Stefan Seidel

Der Umgang mit Bohrmaschine, Akkuschrauber, Tapezierbürste und vielen anderen Werkzeugen ist ihm vertraut. Am Computer entwirft er Veranstaltungspläne, Einladungen und Glückwunschschreiben, aufgelockert mit farbigen Bildern der Stadt. Seinem Keyboard entlockt er heitere und besinnliche Melodien, entsprechend dem Motto der jeweiligen Veranstaltung. Ja, Stefan Seidel, Leiter der Wohngruppe 003 im Chemnitzer Zentrum, hat goldene Hände.

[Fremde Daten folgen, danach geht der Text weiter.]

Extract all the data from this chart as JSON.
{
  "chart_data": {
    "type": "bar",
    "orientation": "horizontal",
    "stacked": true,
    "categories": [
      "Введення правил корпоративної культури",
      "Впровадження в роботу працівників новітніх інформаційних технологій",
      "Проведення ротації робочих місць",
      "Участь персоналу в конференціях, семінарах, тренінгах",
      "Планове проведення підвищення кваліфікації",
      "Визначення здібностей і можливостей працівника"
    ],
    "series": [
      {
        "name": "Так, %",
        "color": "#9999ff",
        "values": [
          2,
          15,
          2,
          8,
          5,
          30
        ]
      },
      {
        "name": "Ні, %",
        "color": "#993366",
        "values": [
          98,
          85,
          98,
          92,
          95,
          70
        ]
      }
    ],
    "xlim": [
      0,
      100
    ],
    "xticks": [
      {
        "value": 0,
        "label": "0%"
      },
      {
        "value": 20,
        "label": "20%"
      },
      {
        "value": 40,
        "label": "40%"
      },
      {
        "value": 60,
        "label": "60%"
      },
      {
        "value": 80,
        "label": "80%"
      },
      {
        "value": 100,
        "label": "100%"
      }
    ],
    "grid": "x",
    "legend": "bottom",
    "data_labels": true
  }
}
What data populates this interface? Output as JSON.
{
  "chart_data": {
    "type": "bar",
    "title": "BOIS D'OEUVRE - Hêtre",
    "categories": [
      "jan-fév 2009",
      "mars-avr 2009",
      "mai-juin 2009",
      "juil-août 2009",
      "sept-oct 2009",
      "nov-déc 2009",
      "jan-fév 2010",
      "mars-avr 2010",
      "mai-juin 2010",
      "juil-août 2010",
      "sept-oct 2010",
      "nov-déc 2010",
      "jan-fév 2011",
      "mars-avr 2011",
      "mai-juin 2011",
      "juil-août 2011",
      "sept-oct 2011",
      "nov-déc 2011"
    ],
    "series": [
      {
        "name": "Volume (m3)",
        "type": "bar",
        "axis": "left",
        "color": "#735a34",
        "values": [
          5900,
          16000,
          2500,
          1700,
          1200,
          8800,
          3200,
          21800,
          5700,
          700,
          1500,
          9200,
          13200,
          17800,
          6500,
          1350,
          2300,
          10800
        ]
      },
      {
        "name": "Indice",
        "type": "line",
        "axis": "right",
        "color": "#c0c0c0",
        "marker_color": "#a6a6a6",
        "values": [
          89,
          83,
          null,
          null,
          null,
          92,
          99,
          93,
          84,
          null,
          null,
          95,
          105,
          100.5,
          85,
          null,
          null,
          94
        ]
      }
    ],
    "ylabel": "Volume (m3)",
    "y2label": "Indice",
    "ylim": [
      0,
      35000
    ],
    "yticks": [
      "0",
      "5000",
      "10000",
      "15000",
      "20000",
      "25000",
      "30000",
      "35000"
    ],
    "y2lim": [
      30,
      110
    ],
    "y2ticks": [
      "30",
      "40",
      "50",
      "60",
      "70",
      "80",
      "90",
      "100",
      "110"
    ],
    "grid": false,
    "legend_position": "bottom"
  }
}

 Solche sind nicht angeboren. Aber Begeisterung für Technik und die Annahme vieler verschiedener Arbeiten haben sie geformt. Nach der zehnten Klasse hat der aus Glauchau Stammende im Karl-Marx-Städter Rohr- und Kaltwalzwerk von 1967 bis 1969 den Beruf des Maschinenbauers erlernt. Danach diente er bis 1972 bei den Fliegern als Bordmechaniker. Anschließend arbeitete er wieder in seiner Ausbildungsfirma, half dann von 1974 an den Stammbetrieb des Werkzeugmaschinenkombinates „Fritz Heckert“ aufzubauen. Aus gesundheitlichen Gründen wechselte er 1983 zur Stahlgießerei im Stadtteil Borna. Bis 1987 war er dort als Kranführer tätig. Seine letzte Arbeitsstelle fand Stefan Seidel 1988 bei der Stadtverwaltung. Die setzte ihn schließlich in der Comenius-Schule, der jetzigen Sport-Mittelschule, als Hausmeister ein. In dieser Funktion sind bekanntlich viele Fähigkeiten und Fertigkeiten sowie gehöriges Organisations- und Improvisationstalent gefragt. Nicht zu vergessen, die Liebe zu den jungen Menschen.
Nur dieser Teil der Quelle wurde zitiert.